For Dr Michael Jetter the opportunity to work at an established research-intensive University was the perfect motivation to move over 16,000 kilometres across the world.

Joining the UWA Business School 18 months ago, his role combines research and teaching activities on some of society’s most critical issues such as corruption, terrorism and gender inequality.

Originally from Germany, Michael was in his home country last year when Bavaria was shaken by three violent incidents and he witnessed first-hand how subsequent media coverage played into the perpetrators’ hands.

“It’s an area I’ve become particularly interested in - how the media treats these kinds of attacks.

“The four major stations stopped their scheduled coverage to report on these incidents and ultimately speculated about ISIS involvement. At that early stage accurate details of the events were not known but the coverage was already creating an ‘us versus them’ polarisation which is precisely what terrorist organisations want.”

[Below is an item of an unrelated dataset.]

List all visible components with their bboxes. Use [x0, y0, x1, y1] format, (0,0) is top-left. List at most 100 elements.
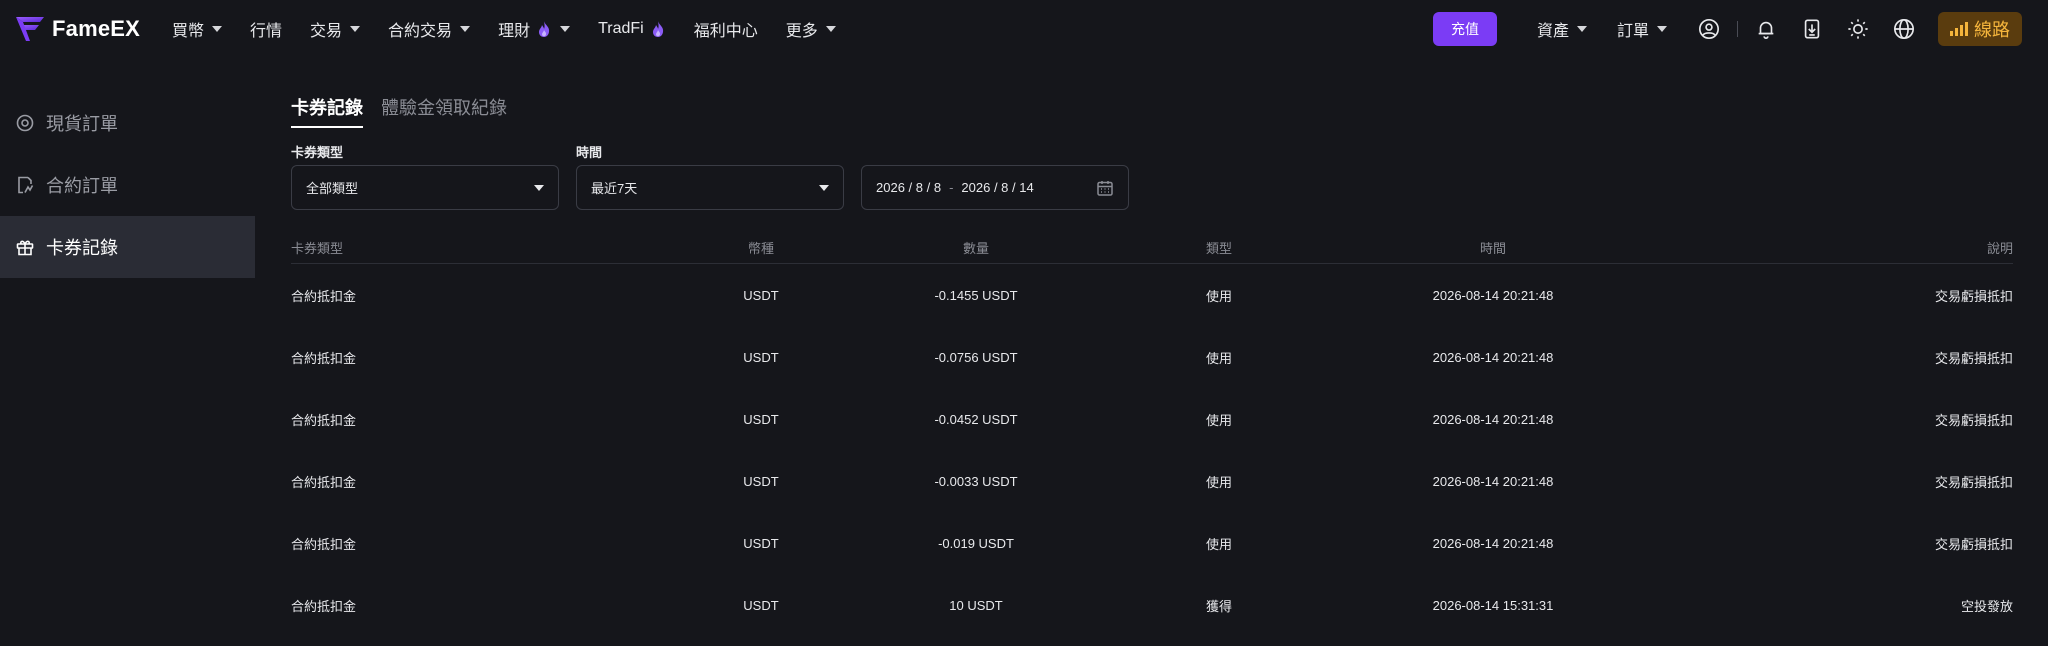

Michael says that such coverage helps promote the goals of terrorist organisations, including the recruitment of new members and can also encourage copy-cat attacks.

“In the end I believe that media should look at how they cover these events. I’m not suggesting any restriction to press freedom, but events should be reported sensitively not sensationally, because the latter has serious repercussions.

“We’re currently working on a systematic analysis of how the media covers terrorism, quantitatively and qualitatively. One focus there is to ask whether terrorist groups that identify with being motivated by Islam are covered differently. My hunch is yes, but we'd like to evaluate that in the data,” he says.

Before his move to UWA, Michael spent four years at the Universidad EAFIT, a private university in Medellin, Colombia.

“I had some great opportunities there, and learnt Spanish which is something I’d always wanted to do, but it was time for a new challenge.”

When the UWA Business School made him a job offer, the decision was easy.

“The opportunity to have greater research support and work in a large, globally-recognised University was exactly what I was looking for.

“What I really value about working here is the close-knit environment. We’ve got a small team so we all know each other, can discuss and share ideas and everyone’s work is valued.

“I’d never actually visited Perth but from what I’d heard I was confident I’d like it, and I was right.”